Art Reyes III earned his master’s degree in public policy from the Kennedy School just as that crisis was breaking out, and now heads We The People Michigan, a political organization formed in response to the crisis. Reyes says people in his hometown still hold Snyder personally responsible for the crisis.
“Governor Snyder knew about the lead leaching into the water system months before that was made public,” Reyes said. “It's certainly not the kind of leadership that should be awarded by a prestigious institution like the Harvard Kennedy School.”
The former governor comes to Harvard under a cloud of suspicion. In April, a federal judge reversed a prior decision and found that Snyder did engage in a cover-up of the water crisis. And at the beginning of June, Michigan law enforcement seized more than 60 phones and hard drives used by Snyder and his staff as they relaunched a criminal investigation.
In an email, Taubman Center director Jeffrey Liebman wrote that he expects Snyder, who started Monday, to bring “significant expertise in management, public policy, and promoting civility” to classrooms, seminars and talks.
Despite the backlash, Kennedy School officials aren't planning to reverse Snyder’s appointment, or to give any attributable public comment on the decision. One involved official said that despite his failings, Snyder — a fiscal conservative from the Midwest — brings life experience and perspective to a campus that might otherwise have a liberal or coastal skew.
The official asked not to be named, saying he was honoring an institutional decision not to give quotes on the matter.
That official confirmed that Snyder sought a similar fellowship at the University of Michigan’s Ford School of Public Policy only to be denied, apparently due to his record in Flint. Rick Fitzgerald, a University of Michigan spokesman, did not confirm or deny that decision, but said that Snyder "has engaged in a number of activities on our campus... and we continue to explore additional opportunities for further engagement."
At Harvard, the official said, Snyder should expect to face tough questions about his handling of the Flint crisis in a variety of settings.
The calls to disinvite Snyder come as President Trump and many in conservative media accuse American colleges and universities of growing hostility to free speech — or to conservative views. Many on Harvard's campus are trying to make a practical objection to Snyder's appointment.
Anna Nathanson, a third-year student at Harvard Law School, said her objection was not to Snyder's political views, but to his “catastrophic” effect on public health in a city of nearly 100,000 people.

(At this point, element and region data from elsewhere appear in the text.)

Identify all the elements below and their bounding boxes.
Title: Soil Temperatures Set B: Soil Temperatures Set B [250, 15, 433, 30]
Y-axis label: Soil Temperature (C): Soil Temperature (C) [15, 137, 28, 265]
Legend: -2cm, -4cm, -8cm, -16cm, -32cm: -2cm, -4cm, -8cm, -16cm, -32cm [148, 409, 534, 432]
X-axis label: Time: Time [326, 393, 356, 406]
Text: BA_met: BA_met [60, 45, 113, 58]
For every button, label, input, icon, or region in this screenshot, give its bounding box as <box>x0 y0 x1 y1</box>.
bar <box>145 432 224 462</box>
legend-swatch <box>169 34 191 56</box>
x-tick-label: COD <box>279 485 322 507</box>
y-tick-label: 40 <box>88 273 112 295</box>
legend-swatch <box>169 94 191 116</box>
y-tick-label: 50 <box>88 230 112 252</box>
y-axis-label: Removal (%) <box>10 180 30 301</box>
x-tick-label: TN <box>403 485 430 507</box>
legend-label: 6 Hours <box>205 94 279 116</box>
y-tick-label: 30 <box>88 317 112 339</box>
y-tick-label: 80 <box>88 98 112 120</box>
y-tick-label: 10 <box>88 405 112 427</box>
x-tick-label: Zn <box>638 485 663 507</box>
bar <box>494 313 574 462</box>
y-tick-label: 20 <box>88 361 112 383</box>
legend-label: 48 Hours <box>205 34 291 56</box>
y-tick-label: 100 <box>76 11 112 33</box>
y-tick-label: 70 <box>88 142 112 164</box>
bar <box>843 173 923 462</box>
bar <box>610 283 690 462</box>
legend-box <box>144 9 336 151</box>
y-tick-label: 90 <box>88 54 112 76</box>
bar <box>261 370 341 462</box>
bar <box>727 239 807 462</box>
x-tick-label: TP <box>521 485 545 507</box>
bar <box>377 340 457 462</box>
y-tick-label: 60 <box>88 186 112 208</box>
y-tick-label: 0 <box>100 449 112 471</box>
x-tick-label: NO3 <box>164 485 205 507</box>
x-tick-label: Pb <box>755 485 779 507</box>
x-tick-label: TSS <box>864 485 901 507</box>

“As students, I would think we’d want to learn the right lessons,” she said, adding that the Kennedy School could instead have sought out activists who fought for justice in Flint.
This is only the latest Kennedy School appointment to trigger an outcry.
Two years ago, hundreds of alumni rebelled as its Institute of Politics announced that former Trump aides Corey Lewandowski and Sean Spicer would become one-year fellows. Those invitations were not rescinded, but the IOP did reverse itself on another 2017 fellow, the whistleblower Chelsea Manning, after then- CIA head Mike Pompeo and a former CIA director characterized Manning as a traitor.
The Kennedy School official noted a distinction between Manning's case and Snyder's: Manning’s fame depended mainly on being convicted of a serious crime — turning classified material over to journalists. Meanwhile, Snyder has other career experiences — an eight-year governor and the former president and interim CEO of Gateway Computers — and has not been formally charged with a crime.
But the official added that the school would revisit Snyder’s appointment if charges are brought against him as part of the ongoing state probe.